Amid the wave of censorship and attempts to censor the Internet and our web freedom – we can mention briefly the Azeredo law or AI-5 Digital (# AI5digital) in Brazil, HADOPI in France, open censorship in China, Saudi Arabia and Iran – nothing more consistent than the promotion of a day to protest against these initiatives and preach the exact opposite, web freedom, our freedom of not being censored or restricted in our access to information.
In this spirit, the organization Reporters Without Borders promotes today the World Day Against Cyber Censorship, an initiative with a global reach and that should be widely disseminated by all. It is the ideal opportunity to resume the discussions, in Brazil, over the Azeredo Law and also the other projects that aim to create barriers to free access.
At this point I am not speaking only of explicit censorship, but also about issues related to monopoly, the quality (or lack thereof) of services and projects that prevent an Internet of quality and for all.
In Brazil, for example, not only we live in the shadow of censorship or we’re just victims of illegal searches of our data and of the DRM’s, but we also pay a high price to navigate – in every sense. Poor quality of Internet services, limited scope, exorbitant prices … All this can be puttted together as a form of capital to censor on our freedom to navigate, to let us inform ourselves.
It fits in this date, also, in the Brazilian case, to defend a national program that delivers free broadband access to with decent prices for the entire population. A state program that encourages healthy competition between companies in the sector and curb the abuses which we are already accustomed.

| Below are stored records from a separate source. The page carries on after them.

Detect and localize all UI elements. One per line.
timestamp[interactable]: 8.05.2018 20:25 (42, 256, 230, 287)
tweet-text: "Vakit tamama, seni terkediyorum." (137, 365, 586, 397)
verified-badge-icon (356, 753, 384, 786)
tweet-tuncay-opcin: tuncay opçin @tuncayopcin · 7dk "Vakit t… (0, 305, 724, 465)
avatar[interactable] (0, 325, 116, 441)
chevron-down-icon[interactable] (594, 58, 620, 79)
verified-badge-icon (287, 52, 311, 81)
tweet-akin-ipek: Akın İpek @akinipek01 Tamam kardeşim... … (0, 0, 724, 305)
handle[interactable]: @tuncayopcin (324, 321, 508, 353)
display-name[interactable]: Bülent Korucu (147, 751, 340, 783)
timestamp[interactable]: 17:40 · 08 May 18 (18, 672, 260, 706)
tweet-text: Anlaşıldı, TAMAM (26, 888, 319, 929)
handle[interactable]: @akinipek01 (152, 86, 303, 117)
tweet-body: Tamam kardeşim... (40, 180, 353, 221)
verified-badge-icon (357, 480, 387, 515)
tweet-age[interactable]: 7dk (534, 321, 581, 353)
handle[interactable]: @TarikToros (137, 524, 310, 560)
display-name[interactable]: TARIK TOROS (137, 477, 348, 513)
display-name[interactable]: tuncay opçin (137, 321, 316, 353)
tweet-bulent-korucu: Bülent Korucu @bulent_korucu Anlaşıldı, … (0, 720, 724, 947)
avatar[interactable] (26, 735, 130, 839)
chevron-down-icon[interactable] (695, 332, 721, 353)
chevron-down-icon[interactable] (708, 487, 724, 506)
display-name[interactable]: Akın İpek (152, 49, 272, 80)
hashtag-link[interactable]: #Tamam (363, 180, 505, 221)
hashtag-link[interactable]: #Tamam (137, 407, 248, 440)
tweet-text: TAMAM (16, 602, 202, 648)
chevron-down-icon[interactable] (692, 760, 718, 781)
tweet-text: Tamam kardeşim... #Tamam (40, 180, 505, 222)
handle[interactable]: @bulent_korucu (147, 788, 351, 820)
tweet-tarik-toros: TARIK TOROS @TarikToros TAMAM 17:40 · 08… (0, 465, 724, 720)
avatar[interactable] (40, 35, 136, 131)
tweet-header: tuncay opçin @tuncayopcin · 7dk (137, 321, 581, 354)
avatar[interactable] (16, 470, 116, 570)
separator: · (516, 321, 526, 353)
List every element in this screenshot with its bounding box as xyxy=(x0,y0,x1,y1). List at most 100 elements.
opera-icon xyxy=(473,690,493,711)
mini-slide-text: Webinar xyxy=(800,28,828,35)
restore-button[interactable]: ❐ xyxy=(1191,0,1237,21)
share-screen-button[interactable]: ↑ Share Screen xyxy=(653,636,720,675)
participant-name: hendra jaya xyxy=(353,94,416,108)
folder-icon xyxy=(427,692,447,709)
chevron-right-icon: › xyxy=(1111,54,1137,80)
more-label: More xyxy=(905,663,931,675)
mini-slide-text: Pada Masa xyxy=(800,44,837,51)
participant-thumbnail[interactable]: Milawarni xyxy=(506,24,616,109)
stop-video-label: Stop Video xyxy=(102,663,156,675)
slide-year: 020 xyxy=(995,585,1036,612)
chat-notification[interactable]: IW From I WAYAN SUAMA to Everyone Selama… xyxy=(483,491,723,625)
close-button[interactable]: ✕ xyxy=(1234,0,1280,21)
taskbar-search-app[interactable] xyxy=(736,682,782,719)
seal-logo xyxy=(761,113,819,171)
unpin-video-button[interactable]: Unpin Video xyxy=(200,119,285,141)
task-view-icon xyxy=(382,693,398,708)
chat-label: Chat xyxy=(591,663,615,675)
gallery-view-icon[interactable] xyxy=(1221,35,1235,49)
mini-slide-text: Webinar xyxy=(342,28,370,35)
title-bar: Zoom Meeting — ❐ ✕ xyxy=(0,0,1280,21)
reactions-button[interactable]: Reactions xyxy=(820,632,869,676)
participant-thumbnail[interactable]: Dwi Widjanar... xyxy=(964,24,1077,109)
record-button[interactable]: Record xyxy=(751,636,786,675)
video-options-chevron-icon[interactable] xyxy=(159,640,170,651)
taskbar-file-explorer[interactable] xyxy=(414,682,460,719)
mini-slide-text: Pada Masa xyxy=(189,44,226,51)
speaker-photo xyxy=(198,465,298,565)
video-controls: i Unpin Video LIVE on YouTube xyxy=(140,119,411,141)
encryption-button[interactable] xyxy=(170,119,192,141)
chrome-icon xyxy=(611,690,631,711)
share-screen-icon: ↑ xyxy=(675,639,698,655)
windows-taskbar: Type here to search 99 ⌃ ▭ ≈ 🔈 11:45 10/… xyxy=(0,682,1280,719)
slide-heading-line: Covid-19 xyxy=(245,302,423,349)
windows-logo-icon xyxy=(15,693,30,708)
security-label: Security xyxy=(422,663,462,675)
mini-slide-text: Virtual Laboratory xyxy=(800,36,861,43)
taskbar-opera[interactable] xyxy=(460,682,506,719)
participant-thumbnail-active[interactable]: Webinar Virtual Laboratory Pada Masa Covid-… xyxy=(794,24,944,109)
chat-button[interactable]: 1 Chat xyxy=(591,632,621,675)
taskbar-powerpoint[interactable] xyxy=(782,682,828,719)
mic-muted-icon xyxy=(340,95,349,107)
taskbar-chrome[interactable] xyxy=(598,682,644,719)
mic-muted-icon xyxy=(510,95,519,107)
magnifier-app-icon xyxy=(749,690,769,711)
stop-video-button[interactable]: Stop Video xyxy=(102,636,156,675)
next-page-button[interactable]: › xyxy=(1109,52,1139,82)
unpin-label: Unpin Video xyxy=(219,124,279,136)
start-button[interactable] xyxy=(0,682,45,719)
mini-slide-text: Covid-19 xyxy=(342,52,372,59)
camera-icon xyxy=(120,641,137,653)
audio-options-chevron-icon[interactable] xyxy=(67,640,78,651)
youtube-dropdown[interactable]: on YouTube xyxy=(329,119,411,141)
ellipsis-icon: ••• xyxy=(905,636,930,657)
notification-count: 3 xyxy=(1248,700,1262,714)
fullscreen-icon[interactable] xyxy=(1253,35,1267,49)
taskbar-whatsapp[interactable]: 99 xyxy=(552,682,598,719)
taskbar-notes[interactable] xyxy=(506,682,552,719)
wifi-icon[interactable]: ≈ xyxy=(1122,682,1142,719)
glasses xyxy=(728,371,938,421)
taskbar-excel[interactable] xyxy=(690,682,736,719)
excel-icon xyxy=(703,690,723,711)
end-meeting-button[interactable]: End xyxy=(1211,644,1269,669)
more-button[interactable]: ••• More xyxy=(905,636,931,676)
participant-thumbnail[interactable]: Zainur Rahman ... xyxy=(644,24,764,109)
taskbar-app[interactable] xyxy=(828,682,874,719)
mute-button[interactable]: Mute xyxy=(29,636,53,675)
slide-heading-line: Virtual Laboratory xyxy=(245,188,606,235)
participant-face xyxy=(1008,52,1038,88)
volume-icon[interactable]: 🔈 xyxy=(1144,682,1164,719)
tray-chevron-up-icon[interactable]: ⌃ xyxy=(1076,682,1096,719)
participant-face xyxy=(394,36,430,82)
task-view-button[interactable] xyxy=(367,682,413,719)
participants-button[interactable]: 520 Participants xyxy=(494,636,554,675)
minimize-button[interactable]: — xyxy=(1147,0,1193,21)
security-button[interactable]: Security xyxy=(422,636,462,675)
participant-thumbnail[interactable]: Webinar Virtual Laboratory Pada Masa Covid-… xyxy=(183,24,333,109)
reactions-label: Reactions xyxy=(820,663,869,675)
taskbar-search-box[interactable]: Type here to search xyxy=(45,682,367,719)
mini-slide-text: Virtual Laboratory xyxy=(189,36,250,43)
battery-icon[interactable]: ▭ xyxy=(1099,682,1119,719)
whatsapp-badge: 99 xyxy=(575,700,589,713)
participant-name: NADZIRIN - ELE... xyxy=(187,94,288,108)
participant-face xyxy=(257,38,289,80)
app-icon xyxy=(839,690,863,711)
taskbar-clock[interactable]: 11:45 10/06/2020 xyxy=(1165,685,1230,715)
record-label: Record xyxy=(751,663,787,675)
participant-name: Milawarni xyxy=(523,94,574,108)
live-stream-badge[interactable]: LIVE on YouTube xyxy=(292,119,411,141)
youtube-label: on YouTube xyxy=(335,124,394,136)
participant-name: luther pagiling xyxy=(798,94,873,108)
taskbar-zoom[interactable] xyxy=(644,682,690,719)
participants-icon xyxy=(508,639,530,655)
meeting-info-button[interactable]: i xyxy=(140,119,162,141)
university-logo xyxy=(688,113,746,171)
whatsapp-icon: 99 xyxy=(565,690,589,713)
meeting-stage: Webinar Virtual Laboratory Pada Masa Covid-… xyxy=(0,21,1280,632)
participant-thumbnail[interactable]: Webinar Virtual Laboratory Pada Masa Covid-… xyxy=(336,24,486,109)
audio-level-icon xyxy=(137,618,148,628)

The World Day Against Cyber Censorship should mark the beginning of a joint struggle, worldwide, without borders and solidarity. We can no longer tolerate states to the block citizens’ access, that they restrain the discussion and the exchange of ideas in the 21st century. States – with good reason – fear the power of the internet, but cannot, under any circumstances, censor it. That we fight fire with fire, information with information, action with more actions and never with the old attitude of the stubborn boy owner of the ball.
It seems a silly comparison, but it has validity. The censor state is the one who dictates the rules, which do not accept losing, which only allows access to its friends and yet, under strict conditions. When get’s tired or no longer suits them, they block, censor, expell, kill. But censorship is not limited to the state: companies that employ mechanisms to verify data without permission from the user or to use and promote anti-copying technologies (DRM) also contribute to the censorship to prevent the sharing of knowledge and free access to information .
For these and other initiatives such as the debate on the Civil Mark of the Internet, the Mega Não (# Meganao – Big No) and the Forum of Digital Culture should always be reminded, encouraged and disseminated. Above all, the popular pressure must be constant. More than once we have shown that we have power.
The Internet is the tool most feared today by the elites, the media and by the power. It empowers those who otherwise would remain forgotten, oppressed. It is a weapon that gives ammo to those who are protesting for justice, equality and freedom and that shakes the structures of the state – and of companies – which sees no other choice but to censor.
And censorship, I recall, comes in several ways, takes several forms. Not only as a filter, but also is the limited bandwidth, lack of infrastructure, the need of registering to access certain websites or even to access at all the web, for policing, collusion with the software with DRM and so on.
Any way found by the state and business to make it difficult for users to access the web is a form of censorship. And it must be fought in tough.
To not only combat but also to publicize the fighting against censorship is that this particular day in defense of freedom of en on the web demonstrates its relevance.
The struggle for web freedom should be broad, unrestricted, must be brought to all corners of the world. Cyber activists from all corners must unite to combat the intransigent attitude of governments and companies, no matter where and by what borders. Minority groups cannot be patrolled, democrats and freedom fighters cannot be compromised in their right to inform and share, ordinary users may not have checked his steps and followed by any instrument or organization.
Finally, the fight for freedom is a struggle.